“Desta il massimo allarme la diffusione della violenza sulle donne, ridotte troppo spesso a oggetti in balia di delinquenti. Lo stupro avvenuto a Cerignola da parte di un gruppo di minorenni verso una loro coetanea è un fatto inaccettabile che porta alla luce un fenomeno emergenziale che sta colpendo la società e in particolare le donne. Spaventa l’indifferenza con cui dei minori violentano in branco una loro coetanea, annientandone la persona e provocandole danni irreparabili. Questo è il frutto di una diseducazione minorile che parte inevitabilmente dai genitori. Come ha detto il presidente dell’Osservatorio sui diritti dei minori, Antonio Marziale, donne e bambini hanno diritto ad essere tutelati e le istituzioni hanno il dovere di risolvere questo fenomeno di degrado sociale che si sta diffondendo in maniera preoccupante.

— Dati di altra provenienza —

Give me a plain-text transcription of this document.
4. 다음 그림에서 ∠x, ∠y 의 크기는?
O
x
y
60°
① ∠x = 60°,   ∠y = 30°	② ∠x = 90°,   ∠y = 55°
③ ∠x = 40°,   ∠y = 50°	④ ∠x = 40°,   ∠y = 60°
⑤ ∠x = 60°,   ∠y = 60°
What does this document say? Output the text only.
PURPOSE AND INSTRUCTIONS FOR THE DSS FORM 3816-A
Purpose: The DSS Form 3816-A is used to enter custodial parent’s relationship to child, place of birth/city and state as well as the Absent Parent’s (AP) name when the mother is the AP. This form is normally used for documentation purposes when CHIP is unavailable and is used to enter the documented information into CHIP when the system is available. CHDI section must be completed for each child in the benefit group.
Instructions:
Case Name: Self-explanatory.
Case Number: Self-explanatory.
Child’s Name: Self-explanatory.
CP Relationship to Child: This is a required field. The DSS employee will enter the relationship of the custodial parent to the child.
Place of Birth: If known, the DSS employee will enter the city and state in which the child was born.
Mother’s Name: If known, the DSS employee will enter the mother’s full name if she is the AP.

È arrivato il momento che anche le famiglie si facciano carico di questo problema e che i genitori rispondano dell’orrore commesso dai propri figli minorenni. Anche il recente stupro avvenuto a Cantù, e i preoccupanti dati della provincia di Como, indicano che i mostri sono vicini a noi, pronti a colpire per poi tornare alla normalità come se nulla fosse. È necessaria una maggiore sensibilizzazione su famiglie, scuola e istituzioni”.
Lo scrive in una nota la deputata della Lega Nord, Erica Rivolta.